En octubre, cuando absolvieron a Tamara, no se planteaba volver porque temía entrar en prisión preventiva. ¿Se esperaba volver a casa tres meses después?

Sabía que en algún momento la causa caería por su propio peso porque desde un principio no había ninguna prueba contra mí y todo era un teatro para aplicar la estrategia del miedo.

¿Cuándo le comunican el archivamiento de la causa?

A finales de la semana pasada.

¿Vuelve enseguida o se espera?

Me espero un par de días. Por seguridad prefiero no decir cómo lo hice, pero no tuve ningún problema para volver.

Con Tamara han sido absueltos y los encausados por la operación Judas están en libertad provisional. ¿La justicia ha fracasado en el intento de criminalizar a los CDR?

En Catalunya mucha gente ha cuestionado la versión oficial, pero sí ha cuajado en el Estado porque los medios españoles han hecho de transmisores de la voluntad del Estado de dar un cariz violento al independentismo.

¿Cree que tomó la decisión correcta yéndose o en algún momento se ha arrepentido de haberlo hecho?

En ningún momento me he arrepentido. Ir al exilio evita que el Estado se pueda hacer suyo el caso y lo obliga a rebajar los cargos. El Estado sabía que yo estaba en Bélgica y no envía una euroorden cuando aquí tienen a una persona acusada de terrorismo. La justicia queda en evidencia porque es muy contradictorio.

¿Por qué no envían la euroorden?

Porque es un montaje policial y no tienen pruebas fundamentadas. Saben que Bélgica denegará la euroorden y no la envían. Es ridículo e incoherente, pero cada vez les importa menos. De terrorismo, rebelión y sedición, Tamara y yo hemos pasado a cero acusaciones.

¿Por qué cree que lo quieren detener?

No lo sé y no he perdido tiempo ni energía en intentar averiguarlo. Podía haber sido cualquiera de nosotros, como pasaba antes en el País Vasco. Y seguirá pasando hasta que no se disuelva la Audiencia Nacional y su brazo armado, la Guardia Civil, quien más crímenes ha cometido en el Estado y quien más impunidad tiene a la hora de actuar.

El lunes en su regreso hizo un llamamiento a seguir luchando y desobedeciendo.

Nuestra victoria es que tenemos unas convicciones políticas más sólidas. La represión intenta paralizar la lucha para atemorizar a la gente y ante esto la única opción es seguir la lucha.

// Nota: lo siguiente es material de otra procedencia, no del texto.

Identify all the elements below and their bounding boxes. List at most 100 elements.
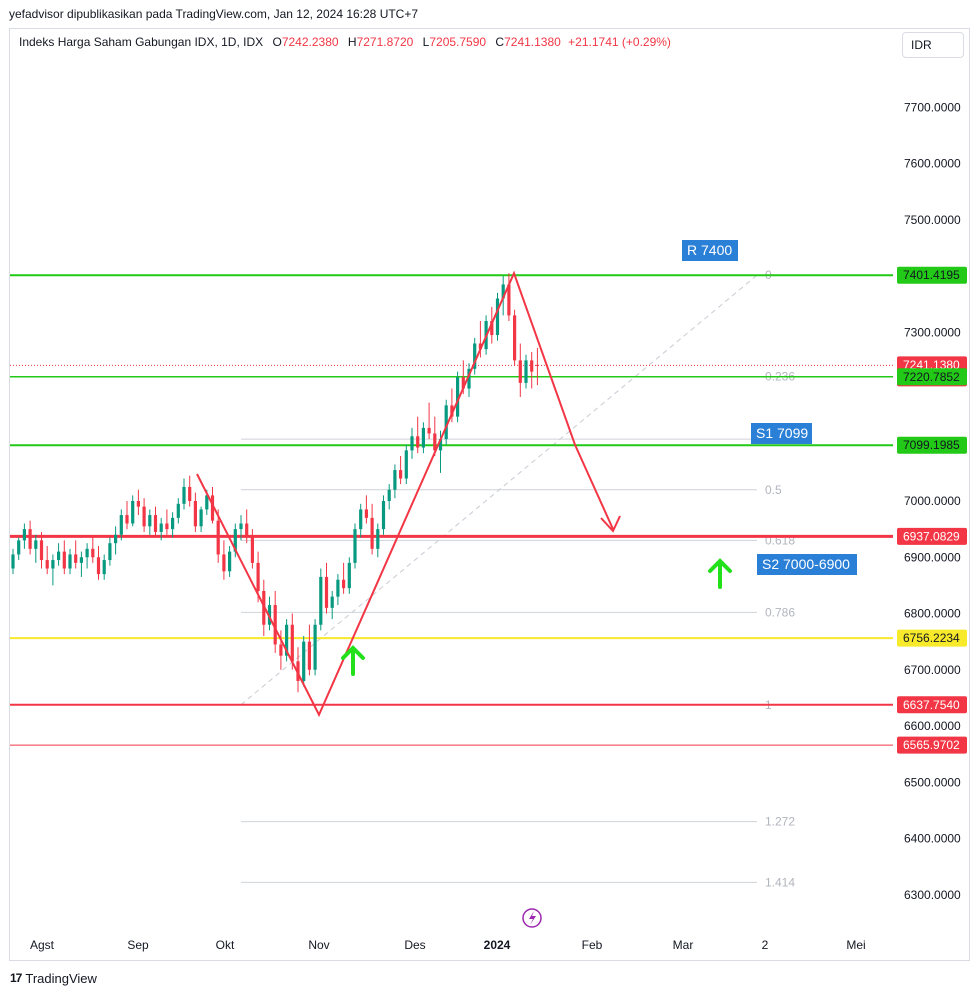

¿En Bruselas ha seguido activo?

Me he implicado en las luchas locales porque me parecía más lógico actuar en el lugar donde vivía.

¿La represión sí ha frenado al Govern?

La represión tiene un impacto cuando ves que la persona que ocupaba tu lugar ha sufrido unas graves consecuencias. Y esto te condiciona. La lucha está en la calle, tenemos que dejar de creer que el conflicto se solucionará con política parlamentaria.

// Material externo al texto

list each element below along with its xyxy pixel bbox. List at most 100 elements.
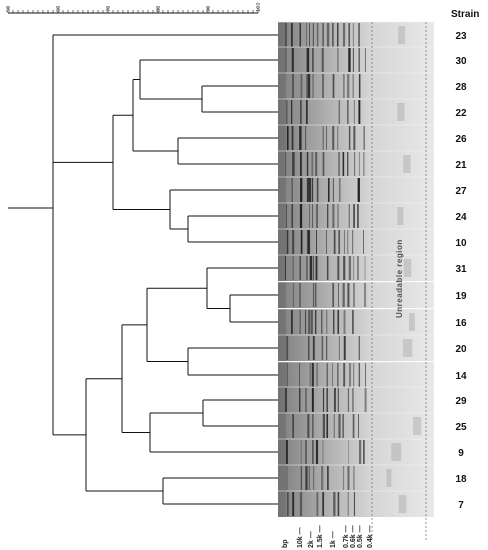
gel-band [292,414,294,438]
gel-band [292,152,295,176]
gel-band [363,440,365,464]
gel-lane-background [278,255,434,281]
gel-band [342,466,345,490]
gel-band [364,256,366,280]
gel-band [358,440,362,464]
strain-label: 30 [455,56,467,67]
gel-band [291,100,293,124]
gel-band [338,100,340,124]
gel-band [322,152,325,176]
gel-image [278,21,434,517]
gel-band [352,388,354,412]
gel-band [333,230,336,254]
gel-lane [278,281,434,308]
strain-label: 25 [455,422,467,433]
gel-band [312,48,314,72]
gel-band [315,310,317,334]
gel-band [299,126,302,150]
gel-band [357,204,359,228]
gel-band [285,48,287,72]
gel-band [343,74,345,98]
gel-band [308,48,310,72]
gel-lane-edge [278,255,286,281]
gel-band [285,23,287,47]
strain-label: 23 [455,31,467,42]
gel-band [337,492,340,516]
gel-band [299,23,301,47]
gel-band [299,492,303,516]
size-marker-label: 0.6k — [350,525,357,548]
gel-lane-edge [278,335,286,361]
gel-band [343,336,346,360]
gel-band [326,363,328,387]
gel-band [353,466,355,490]
gel-band [343,310,346,334]
gel-band [300,230,303,254]
strain-label: 7 [458,500,464,511]
gel-lane-background [278,362,434,388]
gel-band [358,363,361,387]
size-marker-label: 0.4k — [367,525,374,548]
strain-label: 20 [455,344,467,355]
strain-column-header: Strain [451,9,479,20]
gel-band [311,152,314,176]
gel-band [347,388,350,412]
gel-band [308,466,310,490]
gel-band [327,466,329,490]
gel-band [311,310,313,334]
gel-lane [278,334,434,361]
gel-lane-background [278,335,434,361]
gel-band [312,204,314,228]
gel-band [342,283,345,307]
gel-lane-edge [278,22,286,48]
gel-band [299,310,301,334]
gel-band [315,440,319,464]
gel-band [322,440,324,464]
gel-band [291,310,293,334]
gel-band [326,388,328,412]
strain-label: 28 [455,82,467,93]
gel-band [364,363,367,387]
scale-tick-label: 60 [56,6,62,12]
gel-band [358,414,359,438]
gel-band [306,230,310,254]
gel-smudge [391,443,402,461]
gel-smudge [402,339,413,357]
gel-band [358,152,360,176]
gel-lane-edge [278,491,286,517]
gel-band [332,363,334,387]
gel-band [309,23,311,47]
gel-lane-background [278,439,434,465]
gel-lane-edge [278,413,286,439]
gel-band [316,204,318,228]
gel-band [353,283,355,307]
scale-tick-label: 100 [256,2,262,12]
gel-band [342,152,345,176]
gel-lane-background [278,413,434,439]
gel-lane [278,412,434,439]
gel-lane-edge [278,203,286,229]
gel-band [312,256,314,280]
gel-band [352,414,355,438]
gel-lane-edge [278,439,286,465]
gel-lane-edge [278,465,286,491]
gel-lane-background [278,47,434,73]
gel-lane-edge [278,73,286,99]
gel-lane [278,386,434,413]
gel-band [347,492,349,516]
gel-band [326,414,329,438]
gel-band [321,466,324,490]
gel-smudge [397,103,405,121]
gel-band [312,23,314,47]
gel-smudge [398,495,407,513]
gel-band [311,363,314,387]
gel-lane-edge [278,47,286,73]
gel-band [308,204,311,228]
gel-band [363,152,365,176]
gel-band [332,126,335,150]
gel-lane [278,98,434,125]
gel-band [291,178,293,202]
gel-lane-background [278,22,434,48]
strain-labels: 23 30 28 22 26 21 27 24 10 31 19 16 20 14 29 25 9 18 7 [455,31,467,511]
strain-label: 27 [455,186,467,197]
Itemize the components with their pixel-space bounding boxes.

¿Cómo ve que la Generalitat se haya personado como acusación contra militantes independentistas?

Es una vergüenza que se promueva la lucha y después se reclame prisión.

¿Ha recibido el apoyo de partidos y entidades en el exilio?

En un inicio los gastos jurídicos los asumió la caja de solidaridad, pero después el grupo de apoyo ha sido bastante autónomo.

¿Ha tenido relación con el ex president Puigdemont o los ex consellers?

No nos hemos visto mucho. Con Puigdemont he hablado dos o tres veces. Lluís Puig me ayudó mucho al principio como Meritxell Serret ofreciéndome lo que necesitara.

¿El exilio ha internacionalizado el conflicto?

Sí, los exiliados han dado mucha voz al caso catalán y ha servido para salir en portadas internacionales. Las protestas postsentencia, sin embargo, consiguieron internacionalizar más el conflicto que diez años de Procés y esto nos tiene que hacer reflexionar sobre el hecho de que no se puede criminalizar la lucha en la calle.